PhD student working on geomagnetic storms- these storms would cause changes in the earth's magnetic fields of hundreds of nanoTeslas, and cause electric fields of a few (<10) volts per km. Only reason why power networks are affected is because they span hundreds of Kms.
The geomagnetic storms are generally over long periods- low frequencies. From a quick glance at Wikipedia, this is unlike an EMP.
Solar storms can be extremely damaging to the power grid (and by extension, to electronics that is plugged directly into that grid). But, as you note, the distances required to produce a strong current are just too great for any home electronics to be affected.
There's a lot of mythology surrounding this, largely because valid information on nuclear EMP is conflated with EM effects accompanying CME (coronal mass ejections).
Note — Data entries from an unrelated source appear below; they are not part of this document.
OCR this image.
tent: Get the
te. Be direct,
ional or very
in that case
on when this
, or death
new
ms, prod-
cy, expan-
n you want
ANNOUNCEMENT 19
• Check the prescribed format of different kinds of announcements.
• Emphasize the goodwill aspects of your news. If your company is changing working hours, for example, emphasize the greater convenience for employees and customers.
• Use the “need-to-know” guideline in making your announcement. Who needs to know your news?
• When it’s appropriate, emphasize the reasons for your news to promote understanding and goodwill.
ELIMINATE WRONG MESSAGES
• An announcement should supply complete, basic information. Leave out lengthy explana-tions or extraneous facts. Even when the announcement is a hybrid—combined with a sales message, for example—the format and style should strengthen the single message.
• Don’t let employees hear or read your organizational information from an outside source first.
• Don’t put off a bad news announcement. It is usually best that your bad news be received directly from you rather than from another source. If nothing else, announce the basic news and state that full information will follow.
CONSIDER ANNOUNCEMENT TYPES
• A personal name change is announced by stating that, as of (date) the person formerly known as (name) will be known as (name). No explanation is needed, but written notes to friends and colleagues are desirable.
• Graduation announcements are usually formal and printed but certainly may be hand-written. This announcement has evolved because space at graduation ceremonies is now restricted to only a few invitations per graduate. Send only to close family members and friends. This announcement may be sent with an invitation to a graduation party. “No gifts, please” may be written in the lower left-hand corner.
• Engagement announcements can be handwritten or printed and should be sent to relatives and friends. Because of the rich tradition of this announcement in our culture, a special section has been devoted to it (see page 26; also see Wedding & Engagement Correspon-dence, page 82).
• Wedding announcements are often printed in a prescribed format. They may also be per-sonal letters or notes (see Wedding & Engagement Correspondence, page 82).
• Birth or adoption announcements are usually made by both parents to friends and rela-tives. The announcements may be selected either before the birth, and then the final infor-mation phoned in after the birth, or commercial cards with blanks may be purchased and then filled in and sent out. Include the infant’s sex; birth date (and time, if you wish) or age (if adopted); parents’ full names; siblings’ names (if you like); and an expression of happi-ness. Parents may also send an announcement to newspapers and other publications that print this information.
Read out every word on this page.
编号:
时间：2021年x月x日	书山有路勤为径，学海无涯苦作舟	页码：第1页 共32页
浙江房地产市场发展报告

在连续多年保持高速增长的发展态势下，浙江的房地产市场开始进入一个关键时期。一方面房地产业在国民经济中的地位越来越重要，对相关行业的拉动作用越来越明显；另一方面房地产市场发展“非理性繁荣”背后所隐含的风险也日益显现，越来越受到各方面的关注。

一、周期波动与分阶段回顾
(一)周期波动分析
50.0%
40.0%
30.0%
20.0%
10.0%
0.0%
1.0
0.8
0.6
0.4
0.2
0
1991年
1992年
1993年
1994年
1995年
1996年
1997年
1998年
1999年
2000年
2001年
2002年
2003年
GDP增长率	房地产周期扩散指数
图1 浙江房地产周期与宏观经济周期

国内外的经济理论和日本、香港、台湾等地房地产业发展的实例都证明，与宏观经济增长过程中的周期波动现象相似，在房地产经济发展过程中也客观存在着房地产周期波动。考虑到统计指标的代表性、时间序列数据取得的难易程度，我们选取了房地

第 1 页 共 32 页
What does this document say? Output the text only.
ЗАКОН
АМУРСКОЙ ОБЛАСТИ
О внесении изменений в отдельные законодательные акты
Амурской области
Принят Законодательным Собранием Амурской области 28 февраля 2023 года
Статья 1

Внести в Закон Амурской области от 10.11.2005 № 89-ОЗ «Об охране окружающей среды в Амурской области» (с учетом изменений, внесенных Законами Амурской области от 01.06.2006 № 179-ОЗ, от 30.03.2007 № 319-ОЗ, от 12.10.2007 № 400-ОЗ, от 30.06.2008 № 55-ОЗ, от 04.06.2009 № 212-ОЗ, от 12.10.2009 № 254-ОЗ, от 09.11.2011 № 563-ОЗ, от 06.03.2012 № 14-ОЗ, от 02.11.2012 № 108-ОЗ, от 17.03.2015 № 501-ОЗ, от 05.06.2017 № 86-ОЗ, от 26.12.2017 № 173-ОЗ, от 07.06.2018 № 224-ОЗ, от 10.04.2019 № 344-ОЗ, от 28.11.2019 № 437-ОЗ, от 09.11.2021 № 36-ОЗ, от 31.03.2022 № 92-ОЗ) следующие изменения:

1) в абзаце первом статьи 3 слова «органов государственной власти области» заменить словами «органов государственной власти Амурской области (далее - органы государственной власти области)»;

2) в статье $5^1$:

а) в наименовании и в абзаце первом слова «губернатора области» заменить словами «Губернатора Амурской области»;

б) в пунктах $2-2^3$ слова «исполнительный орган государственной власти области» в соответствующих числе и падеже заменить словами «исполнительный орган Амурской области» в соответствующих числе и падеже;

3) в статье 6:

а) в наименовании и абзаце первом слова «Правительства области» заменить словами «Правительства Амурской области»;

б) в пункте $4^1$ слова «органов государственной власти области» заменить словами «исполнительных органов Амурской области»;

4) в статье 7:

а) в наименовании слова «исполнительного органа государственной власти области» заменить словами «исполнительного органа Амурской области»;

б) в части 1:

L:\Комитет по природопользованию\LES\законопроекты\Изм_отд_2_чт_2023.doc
There is some overlap between the two, but the differences are far bigger.
If your HDDs (or any other equipment) are inside a metal enclosure (like a standard PC case) and you unplug all external cables from it, it will be just fine. Any kind of metal enclosure with holes smaller than the wavelength of the radiation acts like a Faraday's cage, external EM field will not be able penetrate it. Solar storm generates a low frequency (very long wavelength) electromagnetic waves, so even a steel reinforced concrete construction (or any other metal net) with a good grounding would completely stop it.
Standard advice: the best thing you can do for protecting data is have an offsite backup. This could be as simple as Dropbox, Google Drive, Amazon S3, etc.
1. Cloud storage is likely to have a more resilient backup strategy;
2. Magnetic storms tend to be localized so you want to spread geographically. So if for example you copy data to hard drives and store them at home and work you're still in danger to a localized storm; and
3. And this is the big one. A single physical location exposes you to far more likely risks than solar storms such as fire, flooding and theft.
The geomagnetic storms are generally over long periods- low frequencies. From a quick glance at Wikipedia, this is unlike an EMP.
I really doubt they'd affect equipment like HDDs.